1. An incorrect dashboard creates more confusion than no dashboard.

A speaker has a countdown timer that is in error. She knows it is wrong and frantically searches for a clock as she speaks so she can do the math in her head, while still speaking, to try and determine how much time she actually has left to deliver the message. She gets off the platform and sighs because she felt distracted the entire time she spoke. She wishes she had just asked for the big countdown clock to be turned off.

2. An incorrect dashboard wastes more time than no dashboard.

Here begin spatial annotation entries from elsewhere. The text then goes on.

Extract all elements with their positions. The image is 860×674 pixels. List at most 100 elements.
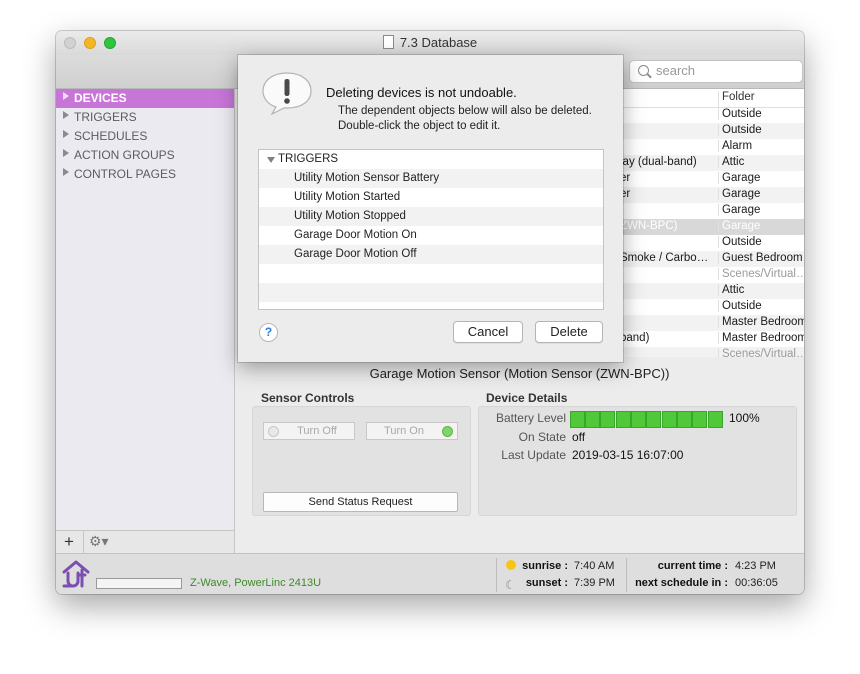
sunrise-label: sunrise : xyxy=(522,560,568,572)
sidebar-item-action-groups[interactable]: ACTION GROUPS xyxy=(56,146,234,165)
cancel-button[interactable]: Cancel xyxy=(453,321,523,343)
gear-icon[interactable]: ⚙▾ xyxy=(89,533,109,550)
interface-status: Z-Wave, PowerLinc 2413U xyxy=(190,577,322,589)
divider xyxy=(496,558,497,592)
turn-on-label: Turn On xyxy=(384,425,424,437)
sidebar-item-label: SCHEDULES xyxy=(74,129,148,143)
title-bar: 7.3 Database xyxy=(56,31,804,55)
add-button[interactable]: + xyxy=(64,532,74,552)
sidebar-footer: + ⚙▾ xyxy=(56,530,235,555)
sidebar-item-schedules[interactable]: SCHEDULES xyxy=(56,127,234,146)
row-folder: Outside xyxy=(718,124,804,136)
list-item[interactable]: Garage Door Motion Off xyxy=(259,245,603,264)
battery-level-label: Battery Level xyxy=(495,411,566,425)
sunset-value: 7:39 PM xyxy=(574,577,615,589)
group-label: TRIGGERS xyxy=(278,153,339,165)
turn-off-label: Turn Off xyxy=(297,425,337,437)
dependent-objects-list: TRIGGERS Utility Motion Sensor Battery U… xyxy=(258,149,604,310)
disclosure-triangle-icon[interactable] xyxy=(267,157,275,163)
disclosure-arrow-icon[interactable] xyxy=(63,130,69,138)
list-item[interactable]: Utility Motion Stopped xyxy=(259,207,603,226)
row-folder: Outside xyxy=(718,236,804,248)
list-item[interactable]: Utility Motion Started xyxy=(259,188,603,207)
sensor-controls-heading: Sensor Controls xyxy=(261,391,355,405)
sunset-label: sunset : xyxy=(525,577,568,589)
dialog-message-line: The dependent objects below will also be… xyxy=(338,105,592,117)
sidebar: DEVICES TRIGGERS SCHEDULES ACTION GROUPS… xyxy=(56,89,235,552)
search-icon xyxy=(638,65,649,76)
sidebar-item-devices[interactable]: DEVICES xyxy=(56,89,234,108)
row-folder: Attic xyxy=(718,284,804,296)
row-name: Smoke / Carbo… xyxy=(620,252,709,264)
row-folder: Scenes/Virtual… xyxy=(718,268,804,280)
sunrise-value: 7:40 AM xyxy=(574,560,615,572)
device-details-panel: Battery Level 100% On State off Last Upd… xyxy=(478,406,797,516)
help-button[interactable]: ? xyxy=(259,323,278,342)
row-name: lay (dual-band) xyxy=(620,156,697,168)
row-name: ZWN-BPC) xyxy=(620,220,678,232)
sidebar-item-label: ACTION GROUPS xyxy=(74,148,175,162)
dialog-message-line: Double-click the object to edit it. xyxy=(338,120,501,132)
sidebar-item-triggers[interactable]: TRIGGERS xyxy=(56,108,234,127)
current-time-value: 4:23 PM xyxy=(735,560,776,572)
search-placeholder: search xyxy=(656,63,696,78)
on-state-value: off xyxy=(572,430,586,444)
turn-on-button[interactable]: Turn On xyxy=(366,422,458,440)
list-item-label: Garage Door Motion Off xyxy=(294,248,417,260)
window-title: 7.3 Database xyxy=(56,35,804,50)
delete-confirmation-dialog: Deleting devices is not undoable. The de… xyxy=(238,55,623,362)
send-status-request-button[interactable]: Send Status Request xyxy=(263,492,458,512)
battery-level-value: 100% xyxy=(729,411,760,425)
row-folder: Outside xyxy=(718,300,804,312)
row-folder: Outside xyxy=(718,108,804,120)
sidebar-item-label: DEVICES xyxy=(74,91,127,105)
disclosure-arrow-icon[interactable] xyxy=(63,168,69,176)
list-item[interactable]: Utility Motion Sensor Battery xyxy=(259,169,603,188)
divider xyxy=(83,531,84,555)
row-folder: Guest Bedroom xyxy=(718,252,804,264)
list-item[interactable]: Garage Door Motion On xyxy=(259,226,603,245)
sidebar-item-label: CONTROL PAGES xyxy=(74,167,177,181)
sensor-controls-panel: Turn Off Turn On Send Status Request xyxy=(252,406,471,516)
row-name: band) xyxy=(620,332,650,344)
list-item-label: Utility Motion Started xyxy=(294,191,401,203)
row-folder: Alarm xyxy=(718,140,804,152)
sidebar-item-control-pages[interactable]: CONTROL PAGES xyxy=(56,165,234,184)
row-folder: Master Bedroom xyxy=(718,332,804,344)
device-details-heading: Device Details xyxy=(486,391,568,405)
list-item-label: Utility Motion Stopped xyxy=(294,210,406,222)
alert-icon xyxy=(262,72,312,115)
row-folder: Attic xyxy=(718,156,804,168)
list-item-label: Utility Motion Sensor Battery xyxy=(294,172,440,184)
last-update-value: 2019-03-15 16:07:00 xyxy=(572,448,684,462)
row-folder: Scenes/Virtual… xyxy=(718,348,804,357)
progress-bar xyxy=(96,578,182,589)
row-folder: Master Bedroom xyxy=(718,316,804,328)
dialog-heading: Deleting devices is not undoable. xyxy=(326,85,517,100)
list-row-empty xyxy=(259,264,603,283)
delete-button[interactable]: Delete xyxy=(535,321,603,343)
list-group-triggers[interactable]: TRIGGERS xyxy=(259,150,603,169)
row-folder: Garage xyxy=(718,204,804,216)
row-folder: Garage xyxy=(718,220,804,232)
row-folder: Garage xyxy=(718,172,804,184)
sidebar-item-label: TRIGGERS xyxy=(74,110,137,124)
off-indicator-icon xyxy=(268,426,279,437)
search-field[interactable]: search xyxy=(629,60,803,83)
disclosure-arrow-icon[interactable] xyxy=(63,92,69,100)
status-bar: Z-Wave, PowerLinc 2413U ☾ sunrise : 7:40… xyxy=(56,553,804,594)
last-update-label: Last Update xyxy=(501,448,566,462)
on-indicator-icon xyxy=(442,426,453,437)
disclosure-arrow-icon[interactable] xyxy=(63,111,69,119)
current-time-label: current time : xyxy=(657,560,728,572)
next-schedule-value: 00:36:05 xyxy=(735,577,778,589)
folder-column-header[interactable]: Folder xyxy=(718,91,755,107)
next-schedule-label: next schedule in : xyxy=(635,577,728,589)
list-row-empty xyxy=(259,283,603,302)
device-title: Garage Motion Sensor (Motion Sensor (ZWN… xyxy=(369,366,670,381)
disclosure-arrow-icon[interactable] xyxy=(63,149,69,157)
turn-off-button[interactable]: Turn Off xyxy=(263,422,355,440)
list-item-label: Garage Door Motion On xyxy=(294,229,417,241)
app-logo-icon xyxy=(62,560,90,588)
window-title-text: 7.3 Database xyxy=(399,35,478,50)
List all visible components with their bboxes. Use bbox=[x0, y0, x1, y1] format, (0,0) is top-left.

A team gathers together for a meeting and spends hours building a strategy to respond to data they are seeing (it could be a percentage of people in small groups, the number of attendees serving, or some other metric). They later find out that they built a strategy in response to an inaccurate viewpoint. They all wonder, “The report was not accurate, so how sound is our strategy?”

3. An incorrect dashboard leads to bad decisions more than no dashboard.

A leader brings some incorrect or incomplete information to a meeting, and the information is used in financial decision-making (more staff, more resources, etc.). Later it is discovered that the view lacked objectivity and the decisions that were made were not made looking at reality.

Implication: Leaders, fewer dashboards and fewer reports are better. They prevent paralysis and increase accuracy. The more dashboards and the more reports, the more likely energy is diffused and time is wasted while both creating and reading the reports.